Let's proceed with this exciting next step and see how the vision model performs in our document extraction task!

In [None]:
# Install additional dependencies

%pip install PyMuPDF

In [None]:
# Convert PDF first page to base64 string

import fitz  # PyMuPDF
from PIL import Image
import io
import base64

def pdf_first_page_to_base64(pdf_path: str) -> str:
  """
  Converts the first page of a PDF file to a base64 encoded string.

  Args:
    pdf_path (str): The path to the PDF file.

  Returns:
    str: The base64 encoded string representation of the first page of the PDF.
  """
  
  # Open the PDF file
  pdf_document = fitz.open(pdf_path)
  
  # Get the first page
  first_page = pdf_document[0]
  
  # Convert the page to an image
  pix = first_page.get_pixmap()
  
  # Convert pixmap to PIL Image
  img = Image.frombytes("RGB", [pix.width, pix.height], pix.samples)
  
  # Create a byte stream
  img_byte_arr = io.BytesIO()
  
  # Save the image as PNG to the byte stream
  img.save(img_byte_arr, format='PNG')
  
  # Get the byte string
  img_byte_arr = img_byte_arr.getvalue()
  
  # Encode to base64
  base64_encoded = base64.b64encode(img_byte_arr).decode('utf-8')
  
  # Close the PDF document
  pdf_document.close()
  
  return base64_encoded


In [None]:
# Convert the first page of the PDF to a base64 string

base64_string = pdf_first_page_to_base64(pdf_path)
print(base64_string[:100])

In [None]:
# Extract text from the image using OpenAI mutli-modal model (GPT-4o)

img_response = client.chat.completions.create(
    model="gpt-4o",
    messages=[
        {
            "role": "user",
            "content": [
                {
                    "type": "text",
                    "text": "extract text from the image, return it formatted.
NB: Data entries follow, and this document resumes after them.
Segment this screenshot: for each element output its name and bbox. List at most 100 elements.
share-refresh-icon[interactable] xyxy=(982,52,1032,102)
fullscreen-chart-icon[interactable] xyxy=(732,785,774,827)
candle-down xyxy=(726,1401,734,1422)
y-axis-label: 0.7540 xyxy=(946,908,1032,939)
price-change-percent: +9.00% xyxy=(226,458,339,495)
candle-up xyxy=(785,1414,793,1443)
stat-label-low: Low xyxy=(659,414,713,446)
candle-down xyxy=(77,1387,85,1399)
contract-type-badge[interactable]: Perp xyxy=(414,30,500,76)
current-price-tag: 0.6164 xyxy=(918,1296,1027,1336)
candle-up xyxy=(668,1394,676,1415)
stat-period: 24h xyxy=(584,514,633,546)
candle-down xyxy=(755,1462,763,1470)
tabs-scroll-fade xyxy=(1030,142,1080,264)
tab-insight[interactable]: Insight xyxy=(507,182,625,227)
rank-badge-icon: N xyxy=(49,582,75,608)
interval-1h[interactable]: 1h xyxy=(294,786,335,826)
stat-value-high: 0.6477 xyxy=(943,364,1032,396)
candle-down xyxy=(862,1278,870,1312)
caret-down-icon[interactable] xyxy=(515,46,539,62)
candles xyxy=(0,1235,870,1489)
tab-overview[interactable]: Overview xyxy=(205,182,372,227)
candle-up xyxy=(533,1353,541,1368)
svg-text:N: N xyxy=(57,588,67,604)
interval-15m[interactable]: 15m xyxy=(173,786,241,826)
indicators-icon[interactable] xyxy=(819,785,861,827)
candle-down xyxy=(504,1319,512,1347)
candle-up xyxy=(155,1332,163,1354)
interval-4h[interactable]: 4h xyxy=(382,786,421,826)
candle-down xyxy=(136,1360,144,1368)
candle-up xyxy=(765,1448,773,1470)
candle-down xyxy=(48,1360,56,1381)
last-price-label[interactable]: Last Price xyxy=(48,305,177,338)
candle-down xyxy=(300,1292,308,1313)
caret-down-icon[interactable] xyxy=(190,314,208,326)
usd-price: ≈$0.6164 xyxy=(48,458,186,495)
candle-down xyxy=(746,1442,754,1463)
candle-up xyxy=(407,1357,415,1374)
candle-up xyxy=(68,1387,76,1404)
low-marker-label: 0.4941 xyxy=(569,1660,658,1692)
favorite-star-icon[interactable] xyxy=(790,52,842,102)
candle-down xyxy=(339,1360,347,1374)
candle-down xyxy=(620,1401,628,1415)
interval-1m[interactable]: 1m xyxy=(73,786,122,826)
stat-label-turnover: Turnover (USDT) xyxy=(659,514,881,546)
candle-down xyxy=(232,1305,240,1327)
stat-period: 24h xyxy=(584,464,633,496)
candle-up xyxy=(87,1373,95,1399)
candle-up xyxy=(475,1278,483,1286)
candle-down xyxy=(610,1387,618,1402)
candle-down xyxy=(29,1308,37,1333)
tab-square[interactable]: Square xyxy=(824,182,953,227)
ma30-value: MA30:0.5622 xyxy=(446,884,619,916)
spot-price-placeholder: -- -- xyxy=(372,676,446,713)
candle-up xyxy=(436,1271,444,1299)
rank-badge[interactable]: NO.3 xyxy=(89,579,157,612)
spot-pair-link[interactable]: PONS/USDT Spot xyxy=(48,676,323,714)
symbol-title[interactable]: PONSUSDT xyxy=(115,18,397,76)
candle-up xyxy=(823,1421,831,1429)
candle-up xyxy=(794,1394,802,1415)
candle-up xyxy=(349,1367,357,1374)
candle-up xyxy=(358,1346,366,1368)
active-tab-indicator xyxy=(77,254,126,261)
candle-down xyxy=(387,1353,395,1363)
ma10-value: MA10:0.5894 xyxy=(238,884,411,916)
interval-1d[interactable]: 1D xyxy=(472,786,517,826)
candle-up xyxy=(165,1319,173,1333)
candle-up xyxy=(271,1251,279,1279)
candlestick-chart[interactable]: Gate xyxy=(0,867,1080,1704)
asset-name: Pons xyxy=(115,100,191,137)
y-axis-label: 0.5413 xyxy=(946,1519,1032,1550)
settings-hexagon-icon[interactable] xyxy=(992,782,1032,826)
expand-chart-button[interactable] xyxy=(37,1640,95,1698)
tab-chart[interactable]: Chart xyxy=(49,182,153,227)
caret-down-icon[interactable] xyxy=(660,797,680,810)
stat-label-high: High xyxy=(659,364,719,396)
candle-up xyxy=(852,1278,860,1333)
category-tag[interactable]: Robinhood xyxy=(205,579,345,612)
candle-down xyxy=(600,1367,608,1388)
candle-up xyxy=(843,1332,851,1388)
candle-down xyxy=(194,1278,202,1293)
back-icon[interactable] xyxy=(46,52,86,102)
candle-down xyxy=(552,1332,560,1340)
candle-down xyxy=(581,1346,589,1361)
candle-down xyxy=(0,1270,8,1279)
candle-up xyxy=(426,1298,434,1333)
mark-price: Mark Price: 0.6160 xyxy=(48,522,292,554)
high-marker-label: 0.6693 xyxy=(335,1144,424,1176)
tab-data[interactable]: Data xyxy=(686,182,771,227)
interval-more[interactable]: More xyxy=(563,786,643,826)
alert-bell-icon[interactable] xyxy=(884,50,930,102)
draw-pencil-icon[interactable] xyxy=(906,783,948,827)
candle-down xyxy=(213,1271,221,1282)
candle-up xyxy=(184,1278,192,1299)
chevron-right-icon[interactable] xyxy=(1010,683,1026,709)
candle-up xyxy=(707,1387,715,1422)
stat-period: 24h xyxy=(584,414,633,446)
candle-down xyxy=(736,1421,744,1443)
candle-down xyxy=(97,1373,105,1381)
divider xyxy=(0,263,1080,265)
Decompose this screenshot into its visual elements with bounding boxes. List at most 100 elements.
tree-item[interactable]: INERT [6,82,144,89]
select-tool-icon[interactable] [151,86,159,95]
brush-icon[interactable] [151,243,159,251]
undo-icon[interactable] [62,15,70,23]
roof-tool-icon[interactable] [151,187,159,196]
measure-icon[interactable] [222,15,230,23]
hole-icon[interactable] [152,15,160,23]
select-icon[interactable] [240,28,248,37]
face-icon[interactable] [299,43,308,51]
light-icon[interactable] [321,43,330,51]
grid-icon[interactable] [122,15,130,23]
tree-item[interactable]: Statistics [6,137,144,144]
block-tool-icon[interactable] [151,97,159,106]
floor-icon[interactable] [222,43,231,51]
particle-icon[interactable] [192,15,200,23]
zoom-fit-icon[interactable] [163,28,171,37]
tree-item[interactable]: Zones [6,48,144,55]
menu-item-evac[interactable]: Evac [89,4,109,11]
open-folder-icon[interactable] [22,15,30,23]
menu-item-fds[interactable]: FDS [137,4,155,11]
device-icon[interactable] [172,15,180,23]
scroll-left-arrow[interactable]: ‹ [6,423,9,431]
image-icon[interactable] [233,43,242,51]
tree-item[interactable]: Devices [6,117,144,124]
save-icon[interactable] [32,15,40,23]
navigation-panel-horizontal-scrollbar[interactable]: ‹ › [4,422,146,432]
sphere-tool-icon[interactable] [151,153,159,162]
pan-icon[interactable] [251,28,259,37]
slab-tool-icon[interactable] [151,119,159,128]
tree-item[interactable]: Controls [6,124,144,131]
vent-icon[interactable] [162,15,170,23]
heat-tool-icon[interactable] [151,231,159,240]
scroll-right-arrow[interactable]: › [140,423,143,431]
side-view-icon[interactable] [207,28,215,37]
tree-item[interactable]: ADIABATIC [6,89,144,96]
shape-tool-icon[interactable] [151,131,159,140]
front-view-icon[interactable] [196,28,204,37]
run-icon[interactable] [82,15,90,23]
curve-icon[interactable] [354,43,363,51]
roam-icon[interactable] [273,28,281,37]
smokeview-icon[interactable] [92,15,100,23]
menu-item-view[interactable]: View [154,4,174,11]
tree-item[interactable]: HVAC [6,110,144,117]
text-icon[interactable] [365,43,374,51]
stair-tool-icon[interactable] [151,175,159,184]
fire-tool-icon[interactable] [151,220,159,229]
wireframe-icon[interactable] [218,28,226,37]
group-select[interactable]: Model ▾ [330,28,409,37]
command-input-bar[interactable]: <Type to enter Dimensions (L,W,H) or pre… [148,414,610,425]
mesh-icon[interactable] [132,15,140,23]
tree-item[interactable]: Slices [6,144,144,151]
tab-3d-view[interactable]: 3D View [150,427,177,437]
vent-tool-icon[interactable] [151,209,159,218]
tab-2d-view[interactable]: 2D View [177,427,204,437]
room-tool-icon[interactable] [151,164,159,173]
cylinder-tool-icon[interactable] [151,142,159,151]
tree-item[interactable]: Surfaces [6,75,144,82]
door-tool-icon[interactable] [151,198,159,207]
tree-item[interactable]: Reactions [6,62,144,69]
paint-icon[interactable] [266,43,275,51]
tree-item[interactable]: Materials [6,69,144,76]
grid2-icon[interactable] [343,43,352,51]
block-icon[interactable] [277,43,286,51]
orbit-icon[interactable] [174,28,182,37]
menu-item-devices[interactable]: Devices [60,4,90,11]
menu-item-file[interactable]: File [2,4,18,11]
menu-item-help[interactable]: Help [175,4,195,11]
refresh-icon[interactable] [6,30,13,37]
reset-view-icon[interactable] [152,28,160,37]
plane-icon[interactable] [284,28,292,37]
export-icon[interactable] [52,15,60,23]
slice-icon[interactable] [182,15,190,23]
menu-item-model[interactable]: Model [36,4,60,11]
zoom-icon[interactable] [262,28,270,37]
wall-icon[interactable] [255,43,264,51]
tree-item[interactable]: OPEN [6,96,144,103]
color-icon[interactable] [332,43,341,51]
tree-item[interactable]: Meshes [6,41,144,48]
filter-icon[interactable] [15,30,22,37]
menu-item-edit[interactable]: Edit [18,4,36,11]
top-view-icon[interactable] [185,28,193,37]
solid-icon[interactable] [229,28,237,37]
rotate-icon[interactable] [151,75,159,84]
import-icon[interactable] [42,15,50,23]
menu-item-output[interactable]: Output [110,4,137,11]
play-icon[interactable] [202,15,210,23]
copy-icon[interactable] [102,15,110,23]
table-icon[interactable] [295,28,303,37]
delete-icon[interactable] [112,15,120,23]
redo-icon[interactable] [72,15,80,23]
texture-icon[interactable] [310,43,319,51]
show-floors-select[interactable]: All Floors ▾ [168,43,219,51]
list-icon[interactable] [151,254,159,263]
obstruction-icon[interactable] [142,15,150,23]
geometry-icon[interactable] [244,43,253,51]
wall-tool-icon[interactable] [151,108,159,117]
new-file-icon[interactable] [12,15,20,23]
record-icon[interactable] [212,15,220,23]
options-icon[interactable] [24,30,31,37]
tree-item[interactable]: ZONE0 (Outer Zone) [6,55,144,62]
Do not add any additional text pre or post.",
                },
                {
                    "type": "image_url",
                    "image_url": {"url": f"data:image/jpeg;base64,{base64_string}"},
                },
            ],
        }
    ],
)

base64_resp = img_response.choices[0].message.content

print(base64_resp)

In [None]:
def create_markdown_table(col1, col2, col3, text1, text2, text3):
    table = f"""
| {col1} | {col2} | {col3} |
|----------|----------|----------|
| {text1} | {text2} | {text3} |
"""

    return table.strip()

In [None]:
compare_text = create_markdown_table(
    "Local OCR Extraction",
    "GPT4 Formatted (Base on Local OCR)",
    "GPT4o Vision Extraction",
    extracted_text,
    corrected_text, base64_resp
)

In [None]:
# Display the comparison table

print(compare_text)

**Conclusion:**
OCR is not enough for non-standardized text. It can be beneficial to use LLM to correct the OCR output. But due to the volume of the data, it may not be fesible to use LLM for all the documents. Local models can be a substitute for cloud services.